Im Gegensatz zum Prokrastinieren können wir Dinge auch zu schnell abhaken. Oft leidet die Qualität und eiliges Handeln kann ebenfalls Stress verursachen. Der Neurowissenschaftler Henning Beck erklärt die Zusammenhänge.
Wenn wir Dinge immer wieder aufschieben – bis es (fast) zu spät ist, dann nennt sich das Prokrastinieren – ein Phänomen, über das wir schon häufig gesprochen haben. Beim Prokrastinieren bringen wir uns in Stresssituationen, wenn wir Dinge auf den letzten Drücker erledigen. Und wir tragen vielleicht ein schlechtes Gewissen mit uns rum, wenn wir Aufgaben immer wieder vor uns herschieben.
Henning Beck erklärt, dass das Phänomen des "Prekrastinierens" erst seit einigen Jahren erforscht wird: "Und die Frage ist jetzt: Warum genau und welche Effekte hat das auch für unser Leben?"
"Also man sieht, dass Menschen einfach das Zeug sehr schnell erledigen wollen – auf Teufel komm raus.
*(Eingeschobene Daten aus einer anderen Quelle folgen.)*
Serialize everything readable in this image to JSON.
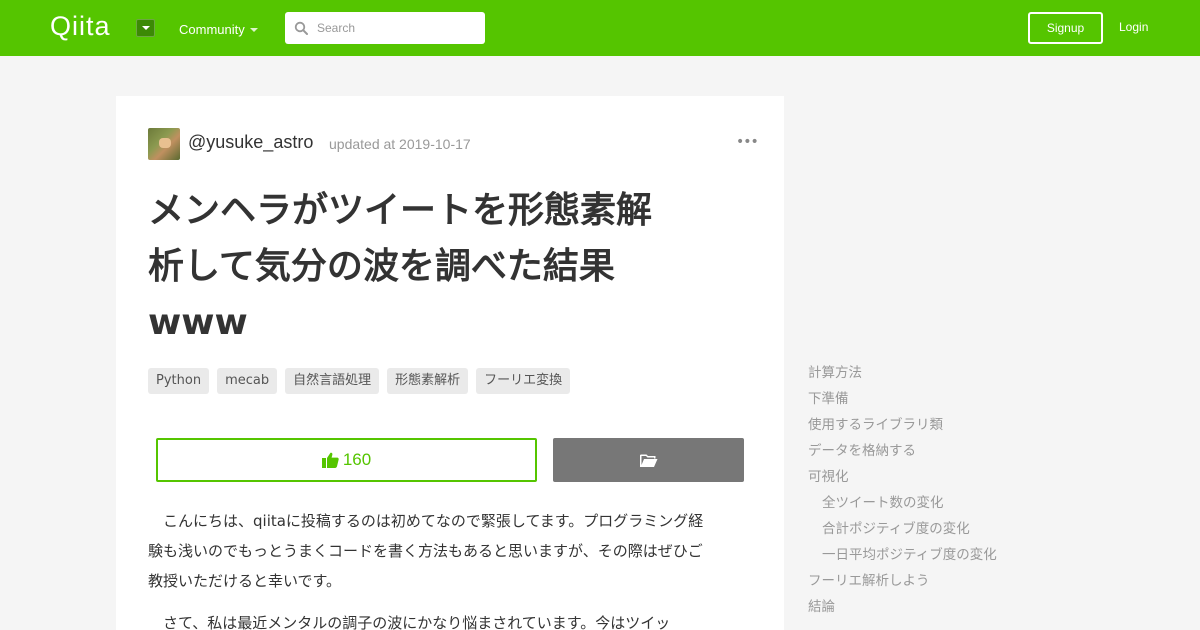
{
  "header": {
    "logo": "Qiita",
    "community_label": "Community",
    "search_placeholder": "Search",
    "signup_label": "Signup",
    "login_label": "Login",
    "brand_color": "#55c500"
  },
  "article": {
    "author": "@yusuke_astro",
    "updated": "updated at 2019-10-17",
    "more": "•••",
    "title_lines": [
      "メンヘラがツイートを形態素解",
      "析して気分の波を調べた結果",
      "www"
    ],
    "tags": [
      "Python",
      "mecab",
      "自然言語処理",
      "形態素解析",
      "フーリエ変換"
    ],
    "like_count": "160",
    "body_lines": [
      "こんにちは、qiitaに投稿するのは初めてなので緊張してます。プログラミング経",
      "験も浅いのでもっとうまくコードを書く方法もあると思いますが、その際はぜひご",
      "教授いただけると幸いです。",
      "さて、私は最近メンタルの調子の波にかなり悩まされています。今はツイッ"
    ]
  },
  "toc": {
    "items": [
      {
        "label": "計算方法",
        "sub": false
      },
      {
        "label": "下準備",
        "sub": false
      },
      {
        "label": "使用するライブラリ類",
        "sub": false
      },
      {
        "label": "データを格納する",
        "sub": false
      },
      {
        "label": "可視化",
        "sub": false
      },
      {
        "label": "全ツイート数の変化",
        "sub": true
      },
      {
        "label": "合計ポジティブ度の変化",
        "sub": true
      },
      {
        "label": "一日平均ポジティブ度の変化",
        "sub": true
      },
      {
        "label": "フーリエ解析しよう",
        "sub": false
      },
      {
        "label": "結論",
        "sub": false
      }
    ]
  }
}
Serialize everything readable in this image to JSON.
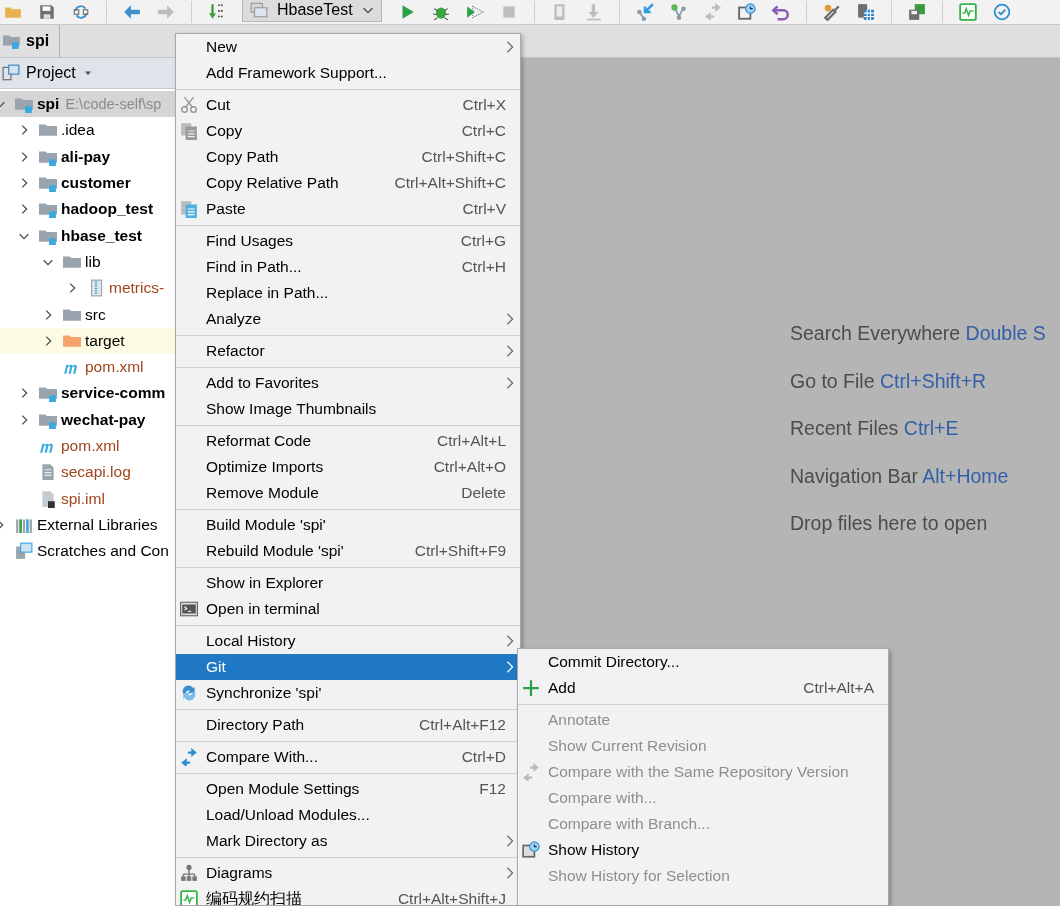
{
  "toolbar": [
    {
      "kind": "folder",
      "disabled": false
    },
    {
      "kind": "save",
      "disabled": false
    },
    {
      "kind": "sync",
      "disabled": false
    },
    {
      "kind": "separator"
    },
    {
      "kind": "back",
      "disabled": false
    },
    {
      "kind": "forward",
      "disabled": true
    },
    {
      "kind": "separator"
    },
    {
      "kind": "build",
      "disabled": false
    },
    {
      "kind": "config",
      "label": "HbaseTest"
    },
    {
      "kind": "run",
      "disabled": false
    },
    {
      "kind": "debug",
      "disabled": false
    },
    {
      "kind": "coverage",
      "disabled": false
    },
    {
      "kind": "stop",
      "disabled": true
    },
    {
      "kind": "separator"
    },
    {
      "kind": "device",
      "disabled": true
    },
    {
      "kind": "download",
      "disabled": true
    },
    {
      "kind": "separator"
    },
    {
      "kind": "update",
      "disabled": false
    },
    {
      "kind": "commit",
      "disabled": false
    },
    {
      "kind": "compare",
      "disabled": true
    },
    {
      "kind": "history",
      "disabled": false
    },
    {
      "kind": "revert",
      "disabled": false
    },
    {
      "kind": "separator"
    },
    {
      "kind": "wrench",
      "disabled": false
    },
    {
      "kind": "structure",
      "disabled": false
    },
    {
      "kind": "separator"
    },
    {
      "kind": "sdk",
      "disabled": false
    },
    {
      "kind": "separator"
    },
    {
      "kind": "monitor",
      "disabled": false
    },
    {
      "kind": "check",
      "disabled": false
    }
  ],
  "breadcrumb": {
    "label": "spi"
  },
  "project_panel": {
    "title": "Project",
    "tree": [
      {
        "label": "spi",
        "path": "E:\\code-self\\sp",
        "kind": "module",
        "expanded": true,
        "selected": true,
        "highlighted": false,
        "color": "#000000",
        "children": [
          {
            "label": ".idea",
            "kind": "folder",
            "expanded": false,
            "selected": false,
            "highlighted": false,
            "color": "#000000"
          },
          {
            "label": "ali-pay",
            "kind": "module",
            "expanded": false,
            "selected": false,
            "highlighted": false,
            "color": "#000000"
          },
          {
            "label": "customer",
            "kind": "module",
            "expanded": false,
            "selected": false,
            "highlighted": false,
            "color": "#000000"
          },
          {
            "label": "hadoop_test",
            "kind": "module",
            "expanded": false,
            "selected": false,
            "highlighted": false,
            "color": "#000000"
          },
          {
            "label": "hbase_test",
            "kind": "module",
            "expanded": true,
            "selected": false,
            "highlighted": false,
            "color": "#000000",
            "children": [
              {
                "label": "lib",
                "kind": "folder",
                "expanded": true,
                "selected": false,
                "highlighted": false,
                "color": "#000000",
                "children": [
                  {
                    "label": "metrics-",
                    "kind": "jar",
                    "expanded": false,
                    "selected": false,
                    "highlighted": false,
                    "color": "#a0451c"
                  }
                ]
              },
              {
                "label": "src",
                "kind": "folder",
                "expanded": false,
                "selected": false,
                "highlighted": false,
                "color": "#000000"
              },
              {
                "label": "target",
                "kind": "excluded",
                "expanded": false,
                "selected": false,
                "highlighted": true,
                "color": "#000000"
              },
              {
                "label": "pom.xml",
                "kind": "maven",
                "selected": false,
                "highlighted": false,
                "color": "#a0451c"
              }
            ]
          },
          {
            "label": "service-comm",
            "kind": "module",
            "expanded": false,
            "selected": false,
            "highlighted": false,
            "color": "#000000"
          },
          {
            "label": "wechat-pay",
            "kind": "module",
            "expanded": false,
            "selected": false,
            "highlighted": false,
            "color": "#000000"
          },
          {
            "label": "pom.xml",
            "kind": "maven",
            "selected": false,
            "highlighted": false,
            "color": "#a0451c"
          },
          {
            "label": "secapi.log",
            "kind": "log",
            "selected": false,
            "highlighted": false,
            "color": "#a0451c"
          },
          {
            "label": "spi.iml",
            "kind": "iml",
            "selected": false,
            "highlighted": false,
            "color": "#a0451c"
          }
        ]
      },
      {
        "label": "External Libraries",
        "kind": "libraries",
        "expanded": false,
        "selected": false,
        "highlighted": false,
        "color": "#000000"
      },
      {
        "label": "Scratches and Con",
        "kind": "scratches",
        "selected": false,
        "highlighted": false,
        "color": "#000000"
      }
    ]
  },
  "editor_tips": [
    {
      "label": "Search Everywhere",
      "shortcut": "Double S"
    },
    {
      "label": "Go to File",
      "shortcut": "Ctrl+Shift+R"
    },
    {
      "label": "Recent Files",
      "shortcut": "Ctrl+E"
    },
    {
      "label": "Navigation Bar",
      "shortcut": "Alt+Home"
    },
    {
      "label": "Drop files here to open"
    }
  ],
  "context_menu": {
    "groups": [
      {
        "items": [
          {
            "label": "New",
            "kind": "plain",
            "submenu": true,
            "selected": false
          },
          {
            "label": "Add Framework Support...",
            "kind": "plain",
            "submenu": false,
            "selected": false
          }
        ]
      },
      {
        "items": [
          {
            "label": "Cut",
            "shortcut": "Ctrl+X",
            "kind": "cut",
            "submenu": false,
            "selected": false
          },
          {
            "label": "Copy",
            "shortcut": "Ctrl+C",
            "kind": "copy",
            "submenu": false,
            "selected": false
          },
          {
            "label": "Copy Path",
            "shortcut": "Ctrl+Shift+C",
            "kind": "plain",
            "submenu": false,
            "selected": false
          },
          {
            "label": "Copy Relative Path",
            "shortcut": "Ctrl+Alt+Shift+C",
            "kind": "plain",
            "submenu": false,
            "selected": false
          },
          {
            "label": "Paste",
            "shortcut": "Ctrl+V",
            "kind": "paste",
            "submenu": false,
            "selected": false
          }
        ]
      },
      {
        "items": [
          {
            "label": "Find Usages",
            "shortcut": "Ctrl+G",
            "kind": "plain",
            "submenu": false,
            "selected": false
          },
          {
            "label": "Find in Path...",
            "shortcut": "Ctrl+H",
            "kind": "plain",
            "submenu": false,
            "selected": false
          },
          {
            "label": "Replace in Path...",
            "kind": "plain",
            "submenu": false,
            "selected": false
          },
          {
            "label": "Analyze",
            "kind": "plain",
            "submenu": true,
            "selected": false
          }
        ]
      },
      {
        "items": [
          {
            "label": "Refactor",
            "kind": "plain",
            "submenu": true,
            "selected": false
          }
        ]
      },
      {
        "items": [
          {
            "label": "Add to Favorites",
            "kind": "plain",
            "submenu": true,
            "selected": false
          },
          {
            "label": "Show Image Thumbnails",
            "kind": "plain",
            "submenu": false,
            "selected": false
          }
        ]
      },
      {
        "items": [
          {
            "label": "Reformat Code",
            "shortcut": "Ctrl+Alt+L",
            "kind": "plain",
            "submenu": false,
            "selected": false
          },
          {
            "label": "Optimize Imports",
            "shortcut": "Ctrl+Alt+O",
            "kind": "plain",
            "submenu": false,
            "selected": false
          },
          {
            "label": "Remove Module",
            "shortcut": "Delete",
            "kind": "plain",
            "submenu": false,
            "selected": false
          }
        ]
      },
      {
        "items": [
          {
            "label": "Build Module 'spi'",
            "kind": "plain",
            "submenu": false,
            "selected": false
          },
          {
            "label": "Rebuild Module 'spi'",
            "shortcut": "Ctrl+Shift+F9",
            "kind": "plain",
            "submenu": false,
            "selected": false
          }
        ]
      },
      {
        "items": [
          {
            "label": "Show in Explorer",
            "kind": "plain",
            "submenu": false,
            "selected": false
          },
          {
            "label": "Open in terminal",
            "kind": "terminal",
            "submenu": false,
            "selected": false
          }
        ]
      },
      {
        "items": [
          {
            "label": "Local History",
            "kind": "plain",
            "submenu": true,
            "selected": false
          },
          {
            "label": "Git",
            "kind": "plain",
            "submenu": true,
            "selected": true
          },
          {
            "label": "Synchronize 'spi'",
            "kind": "sync",
            "submenu": false,
            "selected": false
          }
        ]
      },
      {
        "items": [
          {
            "label": "Directory Path",
            "shortcut": "Ctrl+Alt+F12",
            "kind": "plain",
            "submenu": false,
            "selected": false
          }
        ]
      },
      {
        "items": [
          {
            "label": "Compare With...",
            "shortcut": "Ctrl+D",
            "kind": "compare",
            "submenu": false,
            "selected": false
          }
        ]
      },
      {
        "items": [
          {
            "label": "Open Module Settings",
            "shortcut": "F12",
            "kind": "plain",
            "submenu": false,
            "selected": false
          },
          {
            "label": "Load/Unload Modules...",
            "kind": "plain",
            "submenu": false,
            "selected": false
          },
          {
            "label": "Mark Directory as",
            "kind": "plain",
            "submenu": true,
            "selected": false
          }
        ]
      },
      {
        "items": [
          {
            "label": "Diagrams",
            "kind": "diagram",
            "submenu": true,
            "selected": false
          },
          {
            "label": "编码规约扫描",
            "shortcut": "Ctrl+Alt+Shift+J",
            "kind": "monitor",
            "submenu": false,
            "selected": false
          }
        ]
      }
    ]
  },
  "git_submenu": {
    "groups": [
      {
        "items": [
          {
            "label": "Commit Directory...",
            "kind": "plain",
            "disabled": false
          },
          {
            "label": "Add",
            "shortcut": "Ctrl+Alt+A",
            "kind": "plus",
            "disabled": false
          }
        ]
      },
      {
        "items": [
          {
            "label": "Annotate",
            "kind": "plain",
            "disabled": true
          },
          {
            "label": "Show Current Revision",
            "kind": "plain",
            "disabled": true
          },
          {
            "label": "Compare with the Same Repository Version",
            "kind": "compare",
            "disabled": true
          },
          {
            "label": "Compare with...",
            "kind": "plain",
            "disabled": true
          },
          {
            "label": "Compare with Branch...",
            "kind": "plain",
            "disabled": true
          },
          {
            "label": "Show History",
            "kind": "history",
            "disabled": false
          },
          {
            "label": "Show History for Selection",
            "kind": "plain",
            "disabled": true
          }
        ]
      }
    ]
  }
}
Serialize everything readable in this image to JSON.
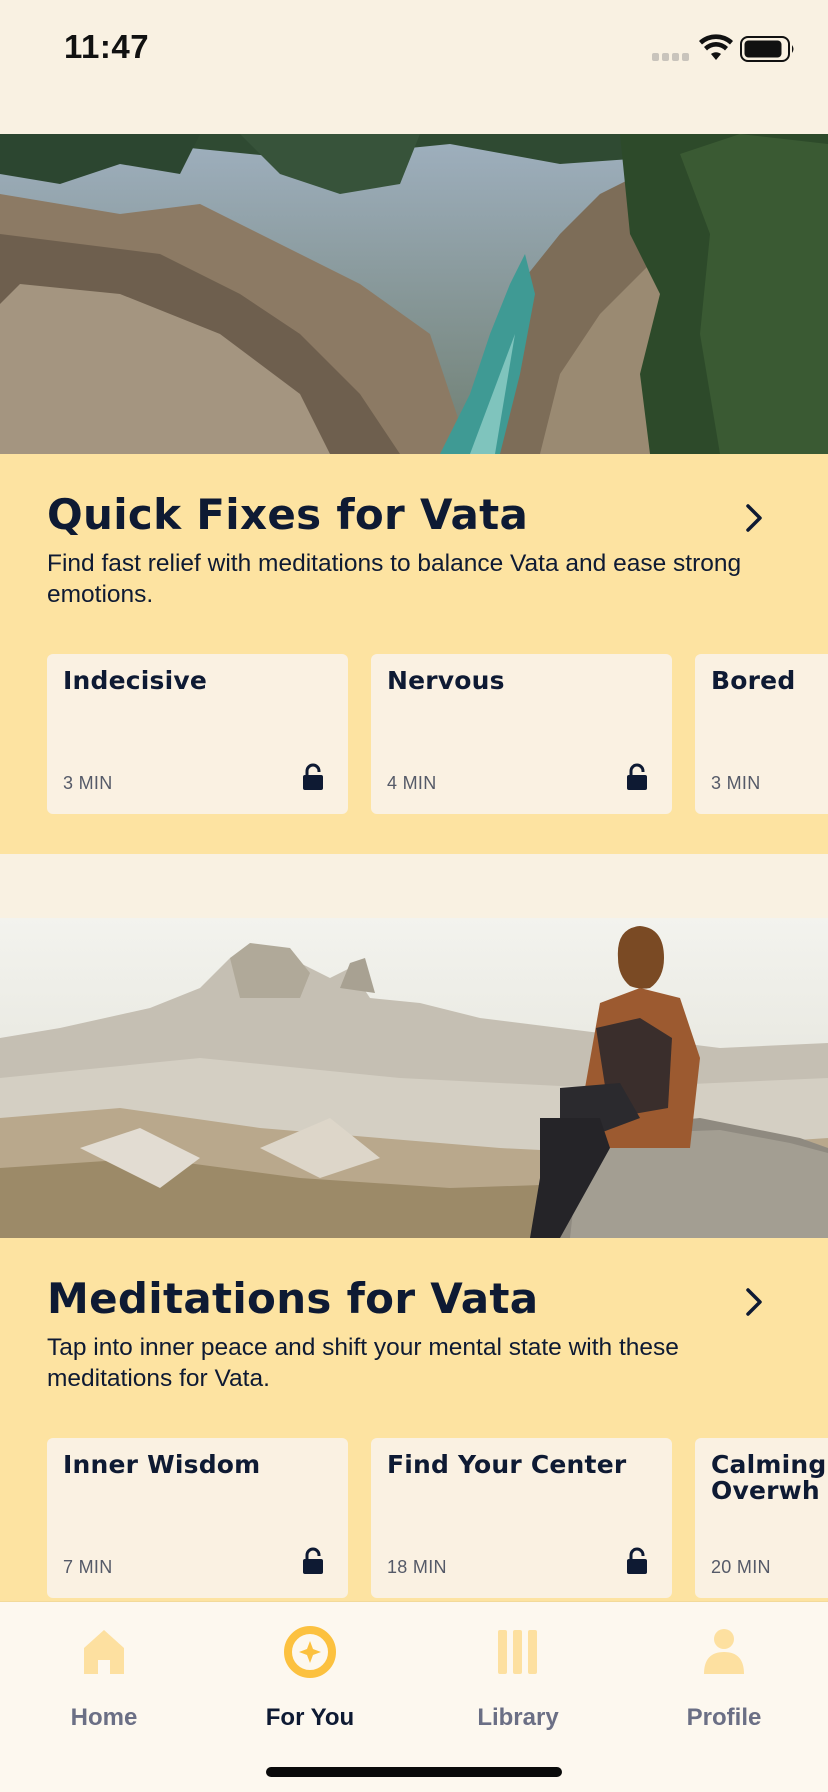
{
  "status_bar": {
    "time": "11:47"
  },
  "sections": [
    {
      "title": "Quick Fixes for Vata",
      "description": "Find fast relief with meditations to balance Vata and ease strong emotions.",
      "cards": [
        {
          "title": "Indecisive",
          "duration": "3 MIN",
          "locked": true
        },
        {
          "title": "Nervous",
          "duration": "4 MIN",
          "locked": true
        },
        {
          "title": "Bored",
          "duration": "3 MIN",
          "locked": true
        }
      ]
    },
    {
      "title": "Meditations for Vata",
      "description": "Tap into inner peace and shift your mental state with these meditations for Vata.",
      "cards": [
        {
          "title": "Inner Wisdom",
          "duration": "7 MIN",
          "locked": true
        },
        {
          "title": "Find Your Center",
          "duration": "18 MIN",
          "locked": true
        },
        {
          "title": "Calming Overwh",
          "duration": "20 MIN",
          "locked": true
        }
      ]
    }
  ],
  "tab_bar": {
    "items": [
      {
        "label": "Home",
        "icon": "home-icon",
        "active": false
      },
      {
        "label": "For You",
        "icon": "compass-star-icon",
        "active": true
      },
      {
        "label": "Library",
        "icon": "library-icon",
        "active": false
      },
      {
        "label": "Profile",
        "icon": "profile-icon",
        "active": false
      }
    ]
  },
  "colors": {
    "background": "#f9f1e2",
    "section_background": "#fde3a1",
    "card_background": "#faf1e2",
    "text_dark": "#0e1a33",
    "accent": "#fcc13f",
    "tab_inactive": "#6b6f85"
  }
}
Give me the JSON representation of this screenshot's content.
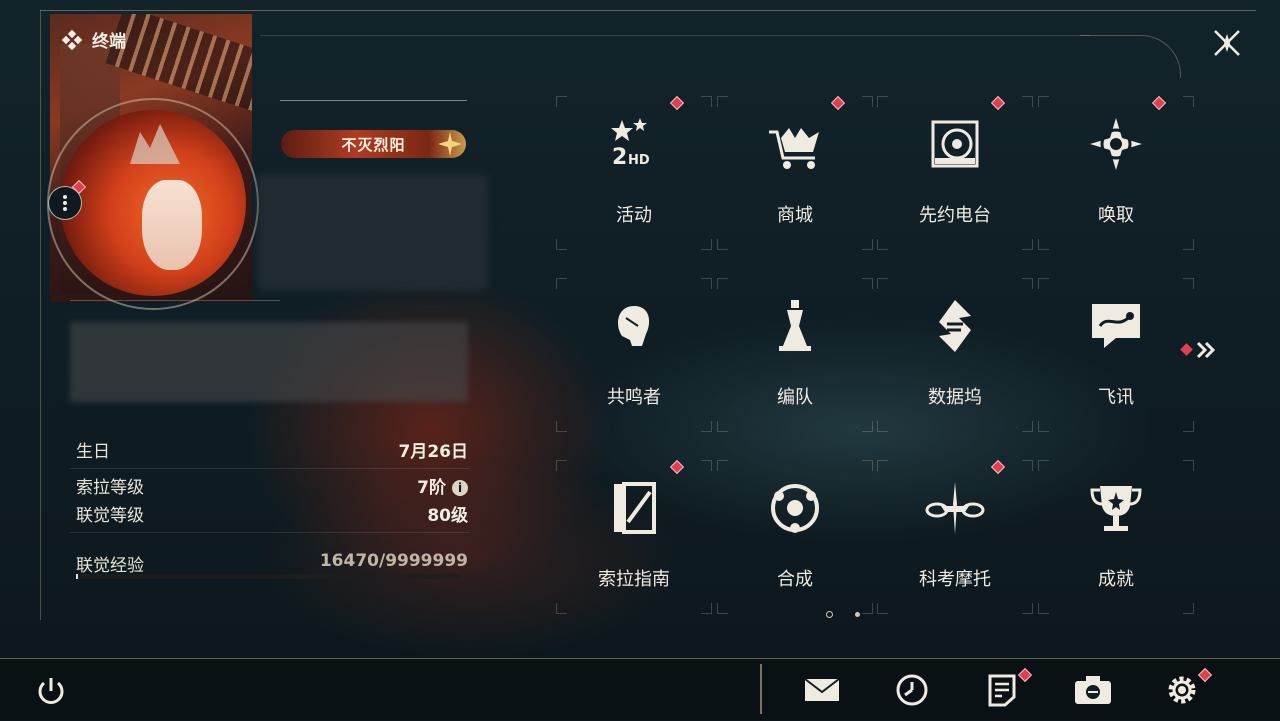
{
  "header": {
    "title": "终端"
  },
  "profile": {
    "title_badge": "不灭烈阳",
    "info": [
      {
        "key": "生日",
        "value": "7月26日"
      },
      {
        "key": "索拉等级",
        "value": "7阶"
      },
      {
        "key": "联觉等级",
        "value": "80级"
      },
      {
        "key": "联觉经验",
        "value": "16470/9999999"
      }
    ],
    "xp_progress_fraction": 0.0016
  },
  "grid": [
    {
      "label": "活动",
      "icon": "event-2hd-icon",
      "badge": true
    },
    {
      "label": "商城",
      "icon": "shop-cart-icon",
      "badge": true
    },
    {
      "label": "先约电台",
      "icon": "radio-icon",
      "badge": true
    },
    {
      "label": "唤取",
      "icon": "summon-compass-icon",
      "badge": true
    },
    {
      "label": "共鸣者",
      "icon": "resonator-head-icon",
      "badge": false
    },
    {
      "label": "编队",
      "icon": "team-chess-icon",
      "badge": false
    },
    {
      "label": "数据坞",
      "icon": "data-dock-icon",
      "badge": false
    },
    {
      "label": "飞讯",
      "icon": "message-chat-icon",
      "badge": false
    },
    {
      "label": "索拉指南",
      "icon": "guide-book-icon",
      "badge": true
    },
    {
      "label": "合成",
      "icon": "synthesis-icon",
      "badge": false
    },
    {
      "label": "科考摩托",
      "icon": "motorbike-icon",
      "badge": true
    },
    {
      "label": "成就",
      "icon": "trophy-icon",
      "badge": false
    }
  ],
  "pager": {
    "current": 1,
    "total": 2
  },
  "bottom_bar": [
    "mail-icon",
    "clock-icon",
    "notes-icon",
    "camera-icon",
    "settings-gear-icon"
  ],
  "colors": {
    "badge_red": "#e0404e",
    "accent_gold": "#c8b48c",
    "text": "#e9e4da"
  }
}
Und dafür nehmen die sogar mehr Aufwand in Anspruch, um es gleich zu erledigen."
Henning Beck sagt, dass auch das Prekrastinieren problematisch sein kann, nämlich dann, wenn Menschen dafür mehr Energie aufwenden, für ein Ergebnis, das vielleicht gar nicht so gut ist: "Die sagen zum Beispiel ich möchte das schnell erledigen, weil ich das weghaben will. Und dann setzen sie aber nicht so viel auf Qualität, stecken nicht so viel Aufwand da rein, sondern die hudeln das irgendwie schnell hin."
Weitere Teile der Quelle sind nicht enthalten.